Council tax support was cut by 30 per cent in Peterborough City Council’s 2013/14 budget after its government funding was reduced by £2.3 million, but despite further funding cuts the the figure has been kept the same since.

And on Monday it was agreed to maintain the figure at the current rate for another year from April as well as introduce a council tax discretionary hardship policy with a budget of £50,000.

The money will help people receiving council tax support who are experiencing significant financial hardship and who have demonstrated that they have made the effort to control their finances and seek advice.

Council cabinet member Councillor Peter Hiller said: “I stress that pensioner households remain exempt for this scheme.

“We believe the proposals stick to the right balance.”

The decision on council tax support comes as the council finalises its 2016/17 budget.

The council has already announced how it will tackle £12.1 million of the £19.6 million deficit it faces for the next financial year, and it will reveal at the end of the month how it plans to remove the remaining £7.5 million deficit.

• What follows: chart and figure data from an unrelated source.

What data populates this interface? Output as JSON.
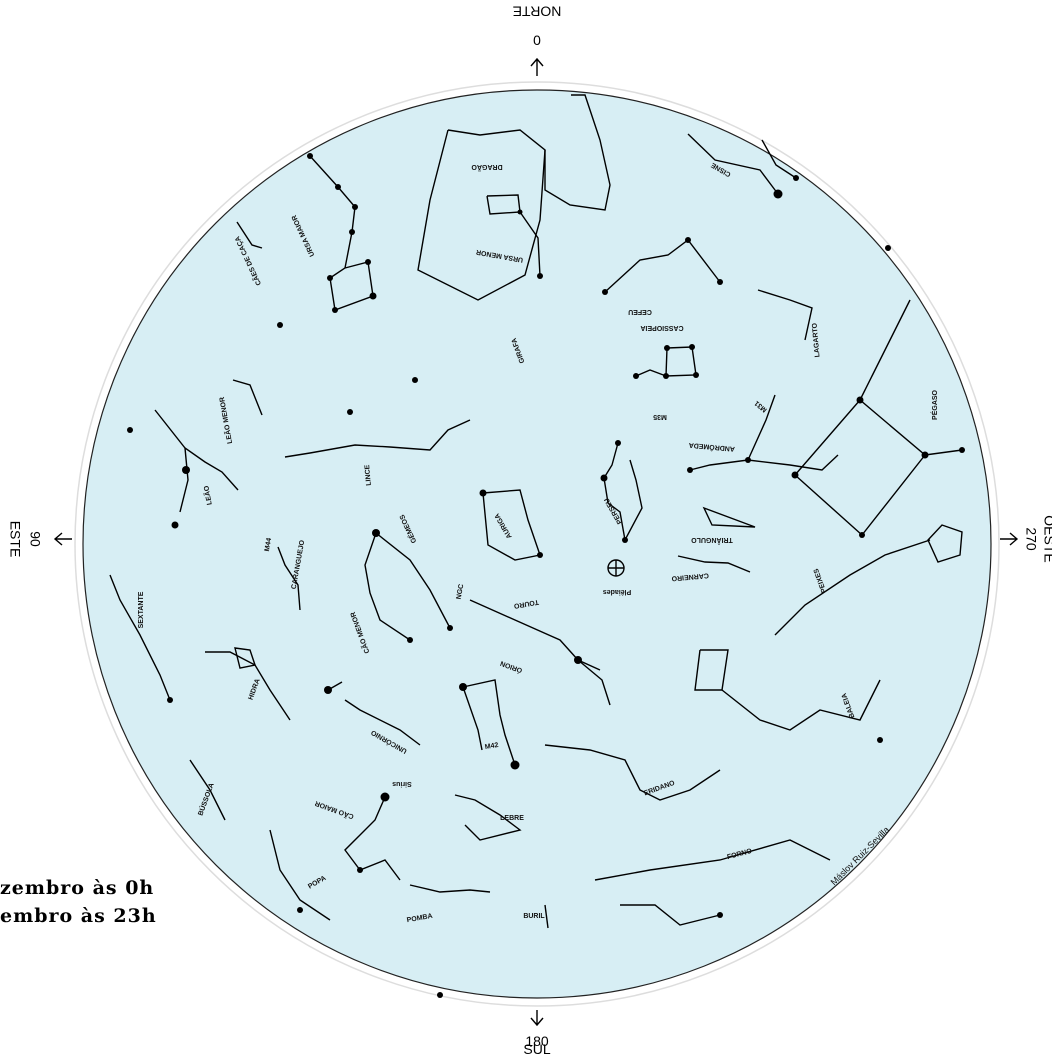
{
  "colors": {
    "sky": "#d7eef4",
    "ink": "#000000"
  },
  "directions": {
    "north": {
      "degrees": "0",
      "name": "NORTE"
    },
    "east": {
      "degrees": "90",
      "name": "ESTE"
    },
    "west": {
      "degrees": "270",
      "name": "OESTE"
    },
    "south": {
      "degrees": "180",
      "name": "SUL"
    }
  },
  "signature": "Máslov Ruiz-Sevilla",
  "caption": {
    "line1": "zembro às 0h",
    "line2": "embro às 23h"
  },
  "constellations": [
    "URSA MAIOR",
    "CÃES DE CAÇA",
    "DRAGÃO",
    "URSA MENOR",
    "CEFEU",
    "CISNE",
    "GIRAFA",
    "CASSIOPEIA",
    "LAGARTO",
    "LEÃO MENOR",
    "LINCE",
    "ANDRÔMEDA",
    "PERSEU",
    "AURIGA",
    "PÉGASO",
    "TRIÂNGULO",
    "CARANGUEJO",
    "CARNEIRO",
    "LEÃO",
    "GÉMEOS",
    "PEIXES",
    "TOURO",
    "CÃO MENOR",
    "HIDRA",
    "SEXTANTE",
    "ÓRION",
    "BALEIA",
    "UNICÓRNIO",
    "ERIDANO",
    "CÃO MAIOR",
    "LEBRE",
    "FORNO",
    "BÚSSOLA",
    "POPA",
    "POMBA",
    "BURIL",
    "Plêiades",
    "Sirius",
    "M42",
    "M44",
    "NGC",
    "M31",
    "M35"
  ]
}
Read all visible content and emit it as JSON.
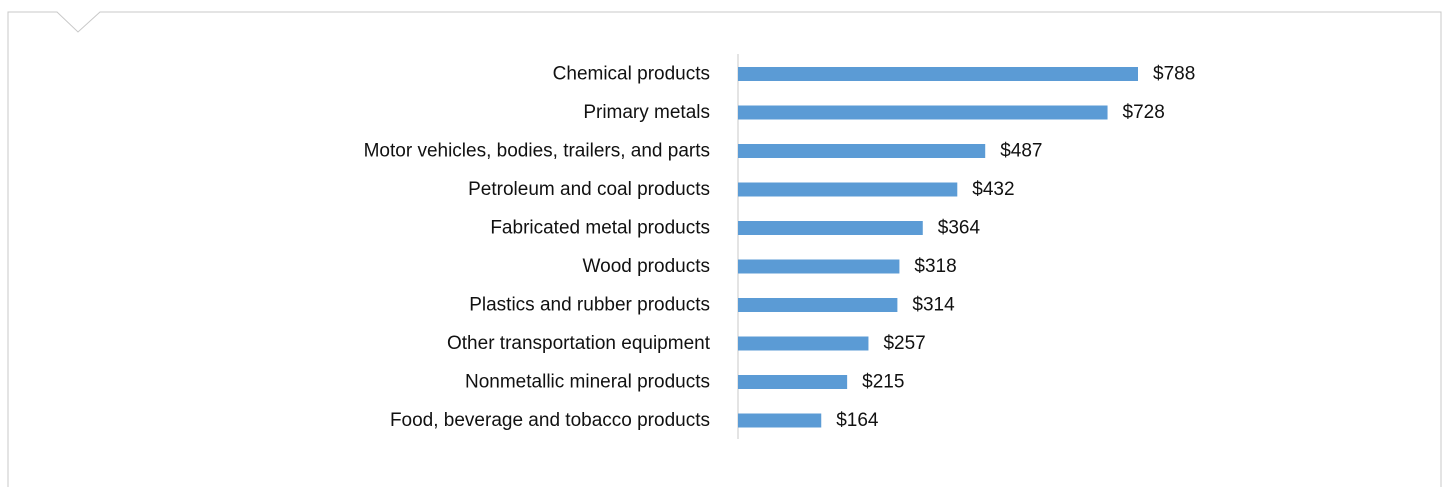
{
  "colors": {
    "bar": "#5b9bd5",
    "axis": "#c8c8c8",
    "frame": "#c8c8c8",
    "text": "#111111"
  },
  "chart_data": {
    "type": "bar",
    "orientation": "horizontal",
    "categories": [
      "Chemical products",
      "Primary metals",
      "Motor vehicles, bodies, trailers, and parts",
      "Petroleum and coal products",
      "Fabricated metal products",
      "Wood products",
      "Plastics and rubber products",
      "Other transportation equipment",
      "Nonmetallic mineral products",
      "Food, beverage and tobacco products"
    ],
    "values": [
      788,
      728,
      487,
      432,
      364,
      318,
      314,
      257,
      215,
      164
    ],
    "data_labels": [
      "$788",
      "$728",
      "$487",
      "$432",
      "$364",
      "$318",
      "$314",
      "$257",
      "$215",
      "$164"
    ],
    "title": "",
    "xlabel": "",
    "ylabel": "",
    "xlim": [
      0,
      788
    ],
    "grid": false,
    "legend": "none"
  }
}
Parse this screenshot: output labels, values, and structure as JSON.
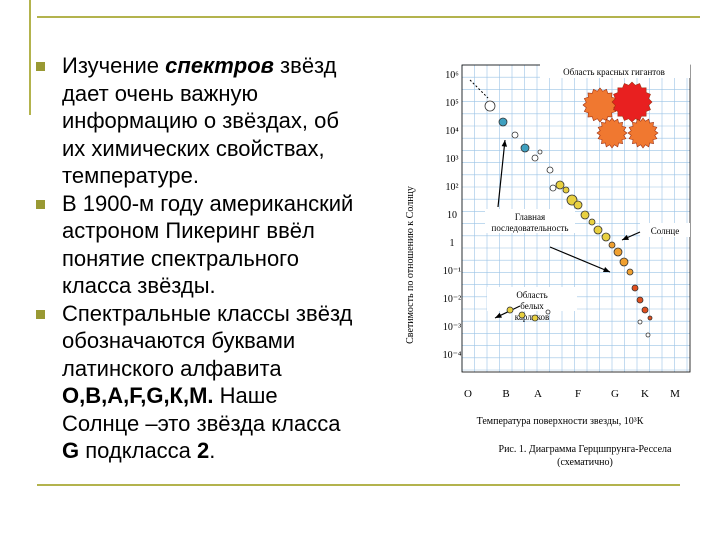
{
  "slide": {
    "bullets": [
      [
        [
          {
            "t": "Изучение "
          },
          {
            "t": "спектров",
            "s": "bi"
          },
          {
            "t": " звёзд"
          }
        ],
        [
          {
            "t": "дает очень важную"
          }
        ],
        [
          {
            "t": "информацию о звёздах, об"
          }
        ],
        [
          {
            "t": "их химических свойствах,"
          }
        ],
        [
          {
            "t": "температуре."
          }
        ]
      ],
      [
        [
          {
            "t": "В 1900-м году американский"
          }
        ],
        [
          {
            "t": "астроном Пикеринг ввёл"
          }
        ],
        [
          {
            "t": "понятие спектрального"
          }
        ],
        [
          {
            "t": "класса звёзды."
          }
        ]
      ],
      [
        [
          {
            "t": "Спектральные классы звёзд"
          }
        ],
        [
          {
            "t": "обозначаются буквами"
          }
        ],
        [
          {
            "t": "латинского алфавита"
          }
        ],
        [
          {
            "t": "O,B,A,F,G,К,M.",
            "s": "b"
          },
          {
            "t": " Наше"
          }
        ],
        [
          {
            "t": "Солнце –это звёзда класса"
          }
        ],
        [
          {
            "t": "G",
            "s": "b"
          },
          {
            "t": " подкласса "
          },
          {
            "t": "2",
            "s": "b"
          },
          {
            "t": "."
          }
        ]
      ]
    ]
  },
  "diagram": {
    "y_label": "Светимость по отношению к Солнцу",
    "y_ticks": [
      "10⁶",
      "10⁵",
      "10⁴",
      "10³",
      "10²",
      "10",
      "1",
      "10⁻¹",
      "10⁻²",
      "10⁻³",
      "10⁻⁴"
    ],
    "x_ticks": [
      "O",
      "B",
      "A",
      "F",
      "G",
      "K",
      "M"
    ],
    "x_label": "Температура поверхности звезды, 10³К",
    "labels": {
      "giants": "Область красных гигантов",
      "main": "Главная последовательность",
      "sun": "Солнце",
      "dwarfs": "Область белых карликов"
    },
    "caption": [
      "Рис. 1. Диаграмма Герцшпрунга-Рессела",
      "(схематично)"
    ]
  }
}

The most controversial reduction announced so far is a saving of £2 million each year until 2036/37 by repaying less of the capital debt, although in the long run this will mean paying back an extra £5.7 million due to increased interest payments.

A decision on whether to raise council tax has not yet been made, but a two per cent rise has currently been budgeted in for next year with a final decision to be made soon.

The council has frozen council tax for the last three years, and if it extends that for another 12 months then it will add to its deficit by £1.2 million.